SARASOTA, Fla. - On a little patch of land off McIntosh Road in Sarasota County, students are making the grade by getting their hands dirty.
Parts of this curriculum can be learned from a book, but most of it comes from hands-on experience. Flowers, okra, gourds, and tomatoes take the place of term papers and multiple choice exams.
"It's different. It’s not like the normal textbooks and it’s going out and working with a shovel and planting a plant," said Sarasota High School senior Skyler Farnsworth. "It's getting kids back into what it started. Everything started from farming. We wouldn’t have our animals without farming. It’s showing them there’s something different besides electronics and TVs. It’s going outside and playing with dirt."
Skyler and her classmates are in Sarasota County Schools' Farm to School Program. Instructors teach students about the basics of farming. In return, they put fresh food in 67 cafeterias across the district.
"They're doing it [by] trial and error, learning as they go along.
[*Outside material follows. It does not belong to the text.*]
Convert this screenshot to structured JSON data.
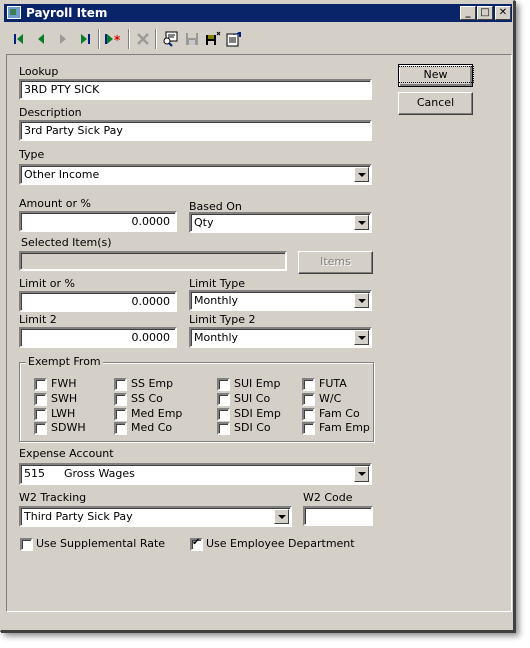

They’re having the opportunity to make mistakes and fix those mistakes," said Carrie McDonald, the Farm to School program coordinator and nutrition specialist.
McDonald said students are also learning to deal with mother nature's curveballs.
The course gives students a new appreciation for how food is grown and a sense of accomplishment they might not get in the classroom.
"It helps them have a relationship with healthy food that they may not have had otherwise," said McDonald.